The pith may not be centered and there could be taper in the log that will not allow more than 3 beams per log.

mesquite buckeye

Any sapwood, especially if off center or only on one edge will greatly increase curvature with drying. :(
Manage 80 acre tree farm in central Missouri and Mesquite timber and about a gozillion saguaros in Arizona.

LittleJohn

Don't forget to account for blade kirf

Joe Hillmann


I don't actually know the sizes of the logs I have (I was just given them on Friday)  I was told there are 6 to 8 logs that are 16 to 20 feet long.  When I went out to look at them only one end of one was visible through the snow.  More than anything I was using them as an example of what I should keep in mind when sawing beams out of logs to get the best quality.

Joe Hillmann

Quote from: mesquite buckeye on March 11, 2014, 12:49:07 PM
Any sapwood, especially if off center or only on one edge will greatly increase curvature with drying. :(

That is good to know,  Is there any rule of thumb when it comes to how far you want to stay away from the sap wood or doesn't it matter as long as there is no sap wood in the beam?

mesquite buckeye

Seems like sapwood shrinks more than heartwood when it dries.
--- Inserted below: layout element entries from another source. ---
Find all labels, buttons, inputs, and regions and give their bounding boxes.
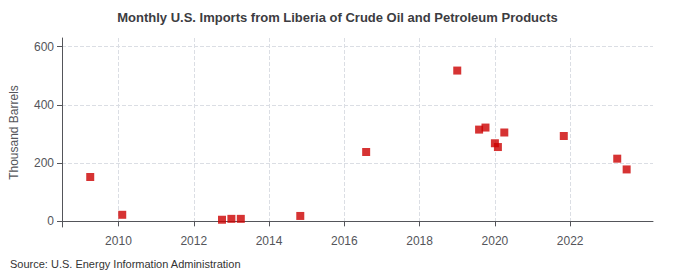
svg-text:2010: 2010 xyxy=(105,234,132,248)
svg-text:Source: U.S. Energy Informatio: Source: U.S. Energy Information Administ… xyxy=(10,258,241,270)
svg-text:2018: 2018 xyxy=(406,234,433,248)
svg-text:400: 400 xyxy=(34,98,54,112)
svg-text:Thousand Barrels: Thousand Barrels xyxy=(7,85,21,180)
svg-text:2012: 2012 xyxy=(180,234,207,248)
svg-text:0: 0 xyxy=(47,214,54,228)
svg-text:600: 600 xyxy=(34,40,54,54)
svg-text:2016: 2016 xyxy=(331,234,358,248)
svg-text:2020: 2020 xyxy=(482,234,509,248)
svg-text:200: 200 xyxy=(34,156,54,170)
svg-text:2014: 2014 xyxy=(256,234,283,248)
svg-text:Monthly U.S. Imports from Libe: Monthly U.S. Imports from Liberia of Cru… xyxy=(117,10,558,25)
svg-text:2022: 2022 xyxy=(557,234,584,248)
The less, the better if it is off center. I think if it was a band on a quarter sawn piece equal on either edge, you should be ok. Rift and flat sawn pieces would be the worst. Just think of the sapwood as a rubber band pulled tight and you should be able to better predict the movement if you are going to get it. ;D 8) 8) 8)
Manage 80 acre tree farm in central Missouri and Mesquite timber and about a gozillion saguaros in Arizona.